O clima segue tenso entre taxistas e a administração do Aeroporto Internacional de Salvador. A categoria ameaça interditar os acessos ao terminal caso seja retirada a placa que identifica a área destinada ao embarque de táxis na região de desembarque.
A polêmica ganhou força após uma tentativa de remoção da sinalização na madrugada do último sábado (30). A ação gerou revolta entre profissionais que atuam no local e acabou interrompida após manifestações dos taxistas.
Presidente da Associação Geral dos Taxistas (AGT), Denis Paim afirmou que a categoria permanece em alerta e poderá adotar medidas mais drásticas caso a retirada da placa seja concretizada.
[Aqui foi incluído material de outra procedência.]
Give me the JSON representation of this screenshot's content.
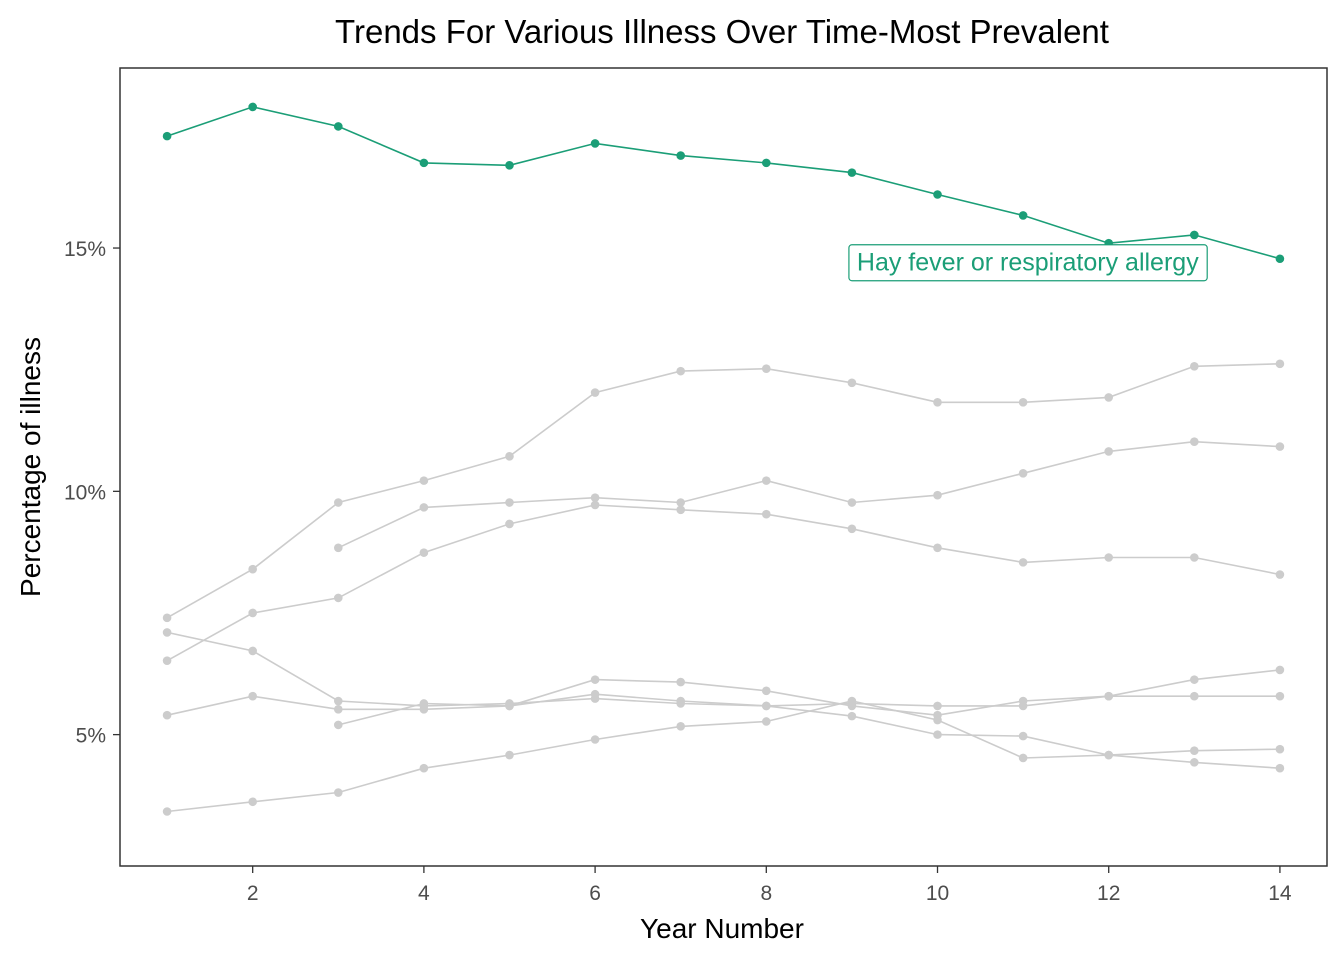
{
  "chart_data": {
    "type": "line",
    "title": "Trends For Various Illness Over Time-Most Prevalent",
    "xlabel": "Year Number",
    "ylabel": "Percentage of illness",
    "xlim": [
      0.45,
      14.55
    ],
    "ylim": [
      2.3,
      18.7
    ],
    "x_ticks": [
      2,
      4,
      6,
      8,
      10,
      12,
      14
    ],
    "y_ticks": [
      5,
      10,
      15
    ],
    "y_tick_labels": [
      "5%",
      "10%",
      "15%"
    ],
    "grid": false,
    "legend": "none",
    "highlight_color": "#1b9e77",
    "muted_color": "#cccccc",
    "series": [
      {
        "name": "Hay fever or respiratory allergy",
        "highlight": true,
        "x": [
          1,
          2,
          3,
          4,
          5,
          6,
          7,
          8,
          9,
          10,
          11,
          12,
          13,
          14
        ],
        "values": [
          17.3,
          17.9,
          17.5,
          16.75,
          16.7,
          17.15,
          16.9,
          16.75,
          16.55,
          16.1,
          15.67,
          15.1,
          15.27,
          14.78
        ]
      },
      {
        "x": [
          1,
          2,
          3,
          4,
          5,
          6,
          7,
          8,
          9,
          10,
          11,
          12,
          13,
          14
        ],
        "values": [
          7.4,
          8.4,
          9.77,
          10.22,
          10.72,
          12.03,
          12.47,
          12.52,
          12.23,
          11.83,
          11.83,
          11.93,
          12.57,
          12.62
        ]
      },
      {
        "x": [
          3,
          4,
          5,
          6,
          7,
          8,
          9,
          10,
          11,
          12,
          13,
          14
        ],
        "values": [
          8.84,
          9.67,
          9.77,
          9.87,
          9.77,
          10.22,
          9.77,
          9.92,
          10.37,
          10.82,
          11.02,
          10.92
        ]
      },
      {
        "x": [
          1,
          2,
          3,
          4,
          5,
          6,
          7,
          8,
          9,
          10,
          11,
          12,
          13,
          14
        ],
        "values": [
          6.52,
          7.5,
          7.81,
          8.74,
          9.33,
          9.72,
          9.62,
          9.53,
          9.23,
          8.84,
          8.54,
          8.64,
          8.64,
          8.29
        ]
      },
      {
        "x": [
          1,
          2,
          3,
          4,
          5,
          6,
          7,
          8,
          9,
          10,
          11,
          12,
          13,
          14
        ],
        "values": [
          7.1,
          6.72,
          5.69,
          5.59,
          5.64,
          5.74,
          5.64,
          5.59,
          5.64,
          5.59,
          5.59,
          5.79,
          5.79,
          5.79
        ]
      },
      {
        "x": [
          1,
          2,
          3,
          4,
          5,
          6,
          7,
          8,
          9,
          10,
          11,
          12,
          13,
          14
        ],
        "values": [
          5.4,
          5.79,
          5.52,
          5.52,
          5.59,
          5.83,
          5.69,
          5.59,
          5.38,
          5.0,
          4.97,
          4.58,
          4.43,
          4.31
        ]
      },
      {
        "x": [
          3,
          4,
          5,
          6,
          7,
          8,
          9,
          10,
          11,
          12,
          13,
          14
        ],
        "values": [
          5.2,
          5.64,
          5.59,
          6.13,
          6.08,
          5.9,
          5.59,
          5.4,
          5.69,
          5.79,
          6.13,
          6.33
        ]
      },
      {
        "x": [
          1,
          2,
          3,
          4,
          5,
          6,
          7,
          8,
          9,
          10,
          11,
          12,
          13,
          14
        ],
        "values": [
          3.42,
          3.62,
          3.81,
          4.31,
          4.58,
          4.9,
          5.17,
          5.27,
          5.69,
          5.3,
          4.52,
          4.58,
          4.67,
          4.7
        ]
      }
    ],
    "annotation": {
      "text": "Hay fever or respiratory allergy",
      "anchor_x": 14,
      "anchor_y": 14.78
    }
  }
}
Segundo ele, representantes dos taxistas mantiveram contato com a Secretaria Municipal de Mobilidade (Semob), que teria informado que não existe previsão para remoção da sinalização instalada recentemente no terminal.
A placa foi colocada pela Semob na última quarta-feira (27), com o objetivo de delimitar o espaço destinado aos táxis convencionais na área de desembarque inferior do aeroporto.
No entanto, a medida desencadeou um impasse entre a categoria e a concessionária responsável pela administração do terminal. De acordo com Denis Paim, representantes da Vinci Airports teriam questionado a instalação da sinalização sem alinhamento prévio com a empresa.
O dirigente da AGT relatou ainda que chegou a se reunir com o CEO da Vinci Airports no Brasil, Júlio Ribas, para discutir o tema. Segundo ele, durante a conversa, o executivo teria afirmado que qualquer alteração na área do aeroporto deveria passar pela autorização da concessionária.
Diante da controvérsia, a Semob informou que fará uma consulta formal à Agência Nacional de Aviação Civil (ANAC) para esclarecer quais são as regras vigentes relacionadas à organização das áreas de embarque e desembarque do terminal.
Em nota, a pasta destacou que a medida busca garantir que qualquer mudança operacional respeite as normas da concessão aeroportuária e seja construída por meio do diálogo entre os órgãos públicos, a concessionária e os profissionais que atuam no local.
Enquanto não há uma definição, os taxistas afirmam que continuarão mobilizados e não descartam protestos caso a sinalização seja removida.